02.秘めごと







 愛しのレディー達と、おまけの野郎共に午後のティータイムを提供して、ラウンジにて一人、少し余った紅茶だけ同伴に預かって居た。
 とろり、とグラスの中で踊る氷と、其れと一緒に泳ぐオレンジ。
 夏島が近い海域の、目が眩む程に濃い青の空に、きっと此れは似合って居る。
 開かなくなって全て思い出せる、手製のレシピを捲りながら、今夜のディナーについて暫し思いを馳せる。
 一枚だけ、ドアを隔てた甲板の向こうで、愛すべきクルー達の声が聞こえる。
 グラスを片手に少しだけ、笑う。
 海賊船には少々似つかわしくない、こんなのは所詮嵐の前の静けさでしかないのが分かって居るからこその、静寂。


 ラウンジのドアが開いて、其方を見上げる。
 お代わり、のコールを背負って、憮然とした顔の剣士が其処に居る。
 今日は此の男がメッセンジャーか、と苦笑しながら立ち上がり、冷蔵庫を開ける。
 連中が一皿で満足しないのなんて、二日此の船に居れば当たり前の事になる。
 (二皿にいちいち分けて出すのだって、一皿に纏めた所で必ずお代わりが来るのを知って居るからだ。
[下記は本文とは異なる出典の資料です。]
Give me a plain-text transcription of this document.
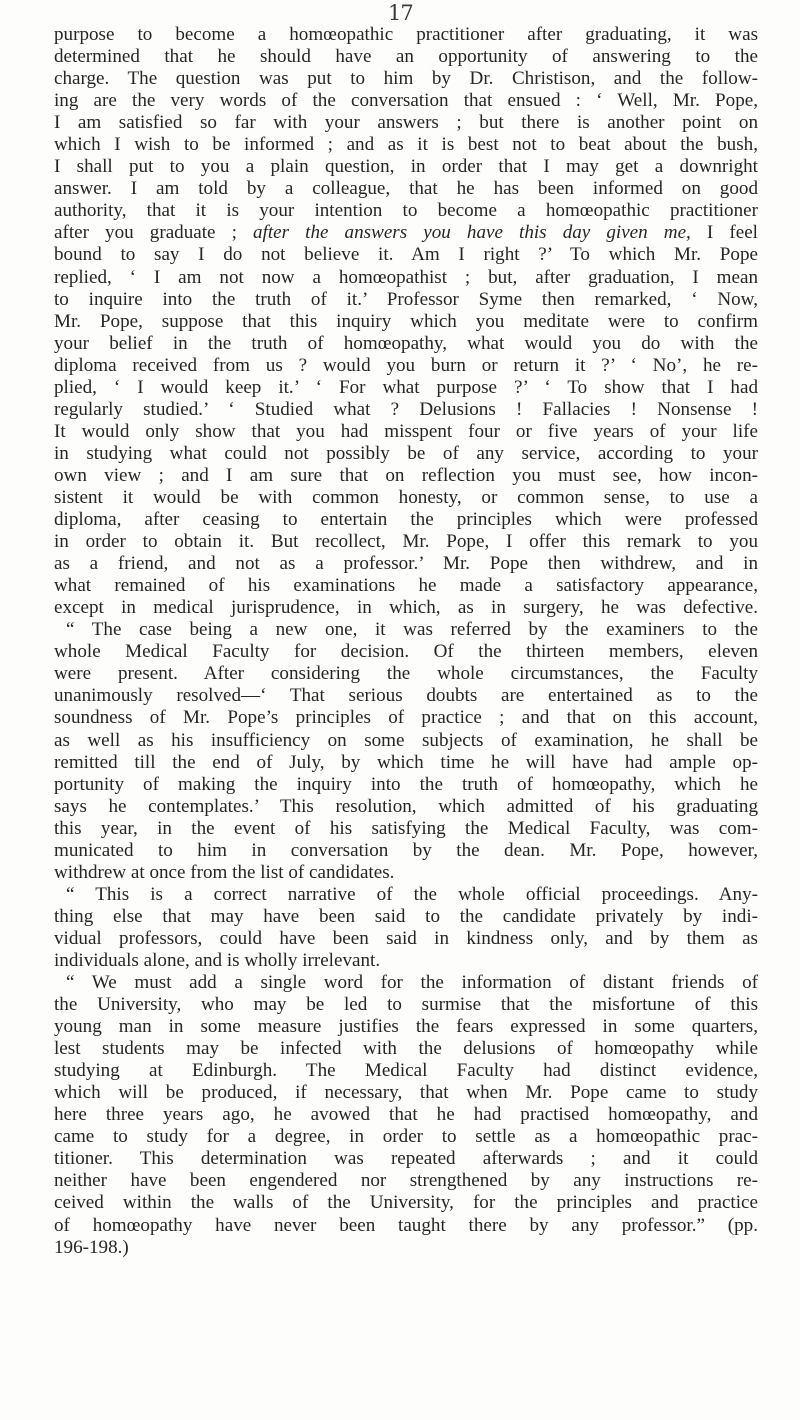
17
purpose to become a homœopathic practitioner after graduating, it was
determined that he should have an opportunity of answering to the
charge. The question was put to him by Dr. Christison, and the follow-
ing are the very words of the conversation that ensued : ‘ Well, Mr. Pope,
I am satisfied so far with your answers ; but there is another point on
which I wish to be informed ; and as it is best not to beat about the bush,
I shall put to you a plain question, in order that I may get a downright
answer. I am told by a colleague, that he has been informed on good
authority, that it is your intention to become a homœopathic practitioner
after you graduate ; after the answers you have this day given me, I feel
bound to say I do not believe it. Am I right ?’ To which Mr. Pope
replied, ‘ I am not now a homœopathist ; but, after graduation, I mean
to inquire into the truth of it.’ Professor Syme then remarked, ‘ Now,
Mr. Pope, suppose that this inquiry which you meditate were to confirm
your belief in the truth of homœopathy, what would you do with the
diploma received from us ? would you burn or return it ?’ ‘ No’, he re-
plied, ‘ I would keep it.’ ‘ For what purpose ?’ ‘ To show that I had
regularly studied.’ ‘ Studied what ? Delusions ! Fallacies ! Nonsense !
It would only show that you had misspent four or five years of your life
in studying what could not possibly be of any service, according to your
own view ; and I am sure that on reflection you must see, how incon-
sistent it would be with common honesty, or common sense, to use a
diploma, after ceasing to entertain the principles which were professed
in order to obtain it. But recollect, Mr. Pope, I offer this remark to you
as a friend, and not as a professor.’ Mr. Pope then withdrew, and in
what remained of his examinations he made a satisfactory appearance,
except in medical jurisprudence, in which, as in surgery, he was defective.
“ The case being a new one, it was referred by the examiners to the
whole Medical Faculty for decision. Of the thirteen members, eleven
were present. After considering the whole circumstances, the Faculty
unanimously resolved—‘ That serious doubts are entertained as to the
soundness of Mr. Pope’s principles of practice ; and that on this account,
as well as his insufficiency on some subjects of examination, he shall be
remitted till the end of July, by which time he will have had ample op-
portunity of making the inquiry into the truth of homœopathy, which he
says he contemplates.’ This resolution, which admitted of his graduating
this year, in the event of his satisfying the Medical Faculty, was com-
municated to him in conversation by the dean. Mr. Pope, however,
withdrew at once from the list of candidates.
“ This is a correct narrative of the whole official proceedings. Any-
thing else that may have been said to the candidate privately by indi-
vidual professors, could have been said in kindness only, and by them as
individuals alone, and is wholly irrelevant.
“ We must add a single word for the information of distant friends of
the University, who may be led to surmise that the misfortune of this
young man in some measure justifies the fears expressed in some quarters,
lest students may be infected with the delusions of homœopathy while
studying at Edinburgh. The Medical Faculty had distinct evidence,
which will be produced, if necessary, that when Mr. Pope came to study
here three years ago, he avowed that he had practised homœopathy, and
came to study for a degree, in order to settle as a homœopathic prac-
titioner. This determination was repeated afterwards ; and it could
neither have been engendered nor strengthened by any instructions re-
ceived within the walls of the University, for the principles and practice
of homœopathy have never been taught there by any professor.” (pp.
196-198.)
)
 紅茶とは対象的にビターなケーキを一皿だけ、テーブルの上に置く。
 今迄口をつけて居たグラスを横に添えて、お駄賃、と剣士に告げる。
 お互い、何ともしがたい関係な訳だから、傍目には分からない、剣士のほんの少しだけ染まった頬なんかがくすぐったい。
 残りのケーキを盆に積んで、キッチンを出ようと二歩、三歩。


 味が違う、剣士の声に振り返る。
 其れに気付いたのが、俺の教育の成せる業か、其れとも愛なんてものの成せる業か。
 まあ、どちらにしろ気分は悪くない。
 甲板に持って行ったのは、アールグレイとグラニュー糖、オレンジジュースにレモンジュースにコアントローが少しずつ。
 俺が飲んで居たのは、アールグレイにオレンジジュースと蜂蜜を入れただけ。
 飲めば其の差は歴然として居るが、此の男が其れに気付いたと言う事実は、俺にとっては少々、大きい。
 何でだ、と、種明かしをした俺に、剣士が眉を潜める。
 別に、何か理由がある訳じゃない。
 一般に広く飲まれて居る方を持って行っただけ。
 酒飲みの多い此の船では、少量でもリキュールの香りの方が好まれる気がしたからだ。
 好きじゃねえのか、あっち。
 其の問いには、剣士は否と答えた。
 困った、此の男の思考が分からないのは平生の事とは言え、折角此れ程に良い気分を害するのは勿体無い。
 途方に暮れた俺を余所に、剣士がグラスの中身を飲み干す。
 まあ、此れで、良いけどな。
 剣士の言葉に、漸く答えが分かって、俺は笑い出した。
 全く。子供か、お前。


 盆を傾けない様に少しだけ意識して、身を屈める。
 先刻迄俺が座って居た席に居る、剣士に軽く口付ける。
 御褒美。
 笑って、ぺろ、と舐めた俺の唇には、
 ほんの少しだけ、コアントローと蜂蜜の味。
 二種類の紅茶の名前は王宮の虎。
 まるで誰かを思わせるようで、少しだけ甘い。


 一層強くなったお代わりコールに答えるべく、俺はキッチンのドアを閉じた。